Video-XL-Pro: Reconstructive Token Compression for Extremely Long Video Understanding
Xiangrui Liu, Yan Shu, Zheng Liu, Ao Li, Yang Tian, Bo Zhao
TL;DR
Video-XL-Pro tackles extremely long video understanding by introducing Reconstructive Token Compression (ReCoT), which combines Dynamic Token Synthesizer (DTS) and Semantic-Guided Masking (SGM) to produce comprehensive yet compact video tokens. The approach includes a video-focused training pipeline with dataset pruning and a Query-aware selector to locate query-relevant tokens, enabling efficient fine-tuning of a 3B-parameter LLM. Across multiple long-video benchmarks, Video-XL-Pro matches or surpasses larger models trained on more data while processing thousands of frames on a single GPU, demonstrating a practical, scalable solution for long-form visual reasoning.

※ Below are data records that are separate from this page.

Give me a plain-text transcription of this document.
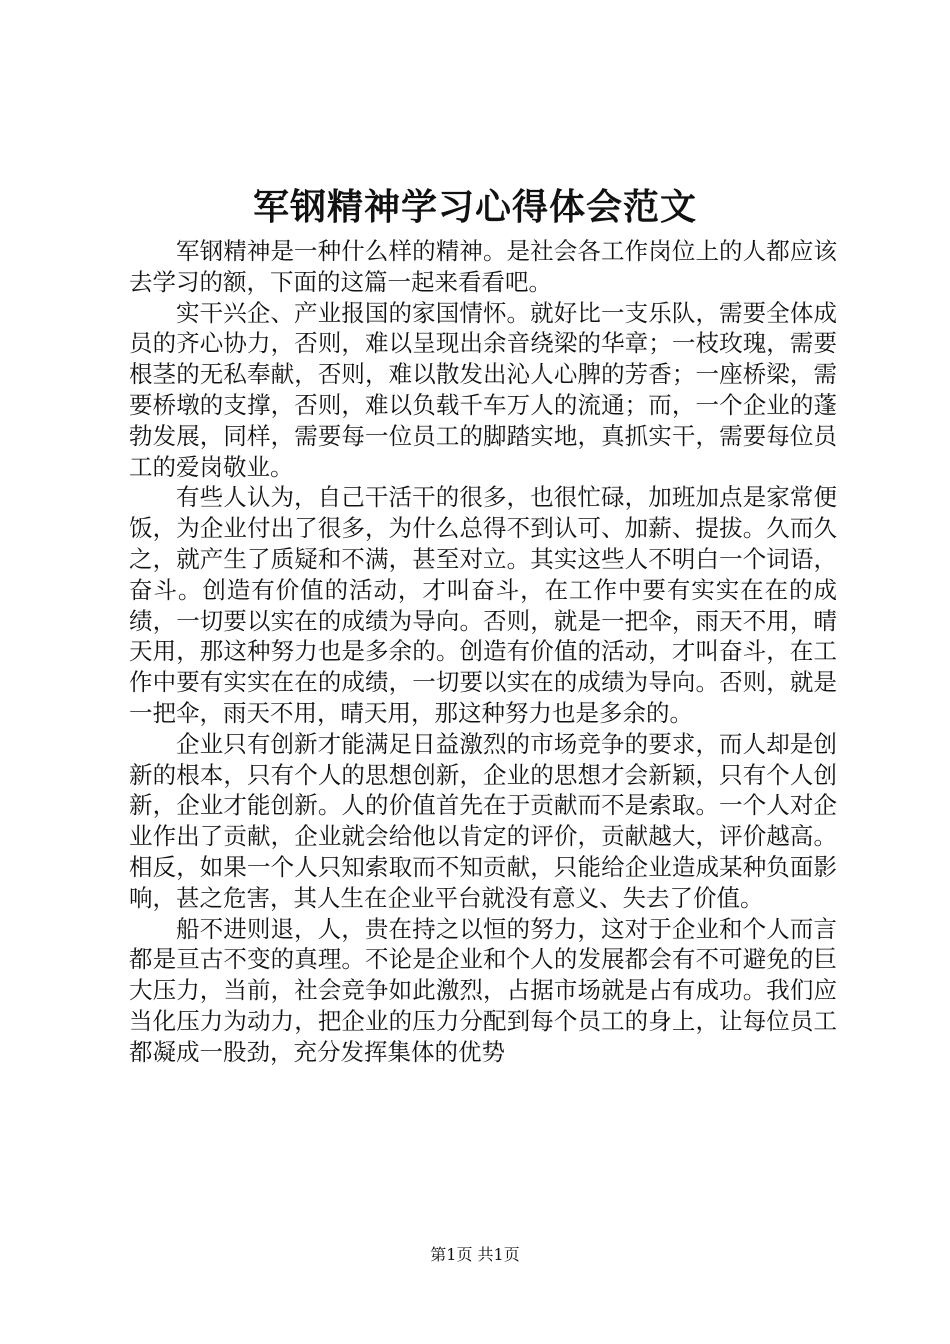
军钢精神学习心得体会范文

军钢精神是一种什么样的精神。是社会各工作岗位上的人都应该去学习的额，下面的这篇一起来看看吧。

实干兴企、产业报国的家国情怀。就好比一支乐队，需要全体成员的齐心协力，否则，难以呈现出余音绕梁的华章；一枝玫瑰，需要根茎的无私奉献，否则，难以散发出沁人心脾的芳香；一座桥梁，需要桥墩的支撑，否则，难以负载千车万人的流通；而，一个企业的蓬勃发展，同样，需要每一位员工的脚踏实地，真抓实干，需要每位员工的爱岗敬业。

有些人认为，自己干活干的很多，也很忙碌，加班加点是家常便饭，为企业付出了很多，为什么总得不到认可、加薪、提拔。久而久之，就产生了质疑和不满，甚至对立。其实这些人不明白一个词语，奋斗。创造有价值的活动，才叫奋斗，在工作中要有实实在在的成绩，一切要以实在的成绩为导向。否则，就是一把伞，雨天不用，晴天用，那这种努力也是多余的。创造有价值的活动，才叫奋斗，在工作中要有实实在在的成绩，一切要以实在的成绩为导向。否则，就是一把伞，雨天不用，晴天用，那这种努力也是多余的。

企业只有创新才能满足日益激烈的市场竞争的要求，而人却是创新的根本，只有个人的思想创新，企业的思想才会新颖，只有个人创新，企业才能创新。人的价值首先在于贡献而不是索取。一个人对企业作出了贡献，企业就会给他以肯定的评价，贡献越大，评价越高。相反，如果一个人只知索取而不知贡献，只能给企业造成某种负面影响，甚之危害，其人生在企业平台就没有意义、失去了价值。

船不进则退，人，贵在持之以恒的努力，这对于企业和个人而言都是亘古不变的真理。不论是企业和个人的发展都会有不可避免的巨大压力，当前，社会竞争如此激烈，占据市场就是占有成功。我们应当化压力为动力，把企业的压力分配到每个员工的身上，让每位员工都凝成一股劲，充分发挥集体的优势

第1页 共1页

The work highlights a strong balance between effectiveness and efficiency, offering a path toward capable, resource-conscious multimodal video understanding in real-world settings.
Abstract
Despite advanced token compression techniques, existing multimodal large language models (MLLMs) still struggle with hour-long video understanding. In this work, we propose Video-XL-Pro, an efficient method for extremely long video understanding, built upon Reconstructive Compression of Tokens (ReCoT), a learnable module that leverages self-supervised learning to generate comprehensive and compact video tokens. ReCoT introduces two key components: (i) Dynamic Token Synthesizer (DTS): DTS generates pseudo-video tokens from static image tokens by learning intra-token relationships, which are then used in masked video modeling. (ii) Semantic-Guided Masking (SGM): SGM adaptively masks redundant visual tokens to facilitate more effective reconstructive learning. To improve training efficiency in MLLMs fine-tuning, we introduce a video-specific dataset pruning strategy and design a simple yet Query-aware Selector that enables the model to precisely locate query-relevant video tokens. With only 3B parameters, Video-XL-Pro outperforms most 7B models trained on larger datasets across multiple long video understanding benchmarks. Moreover, it can process over 8K frames on a single A100 GPU while maintaining high-quality performance.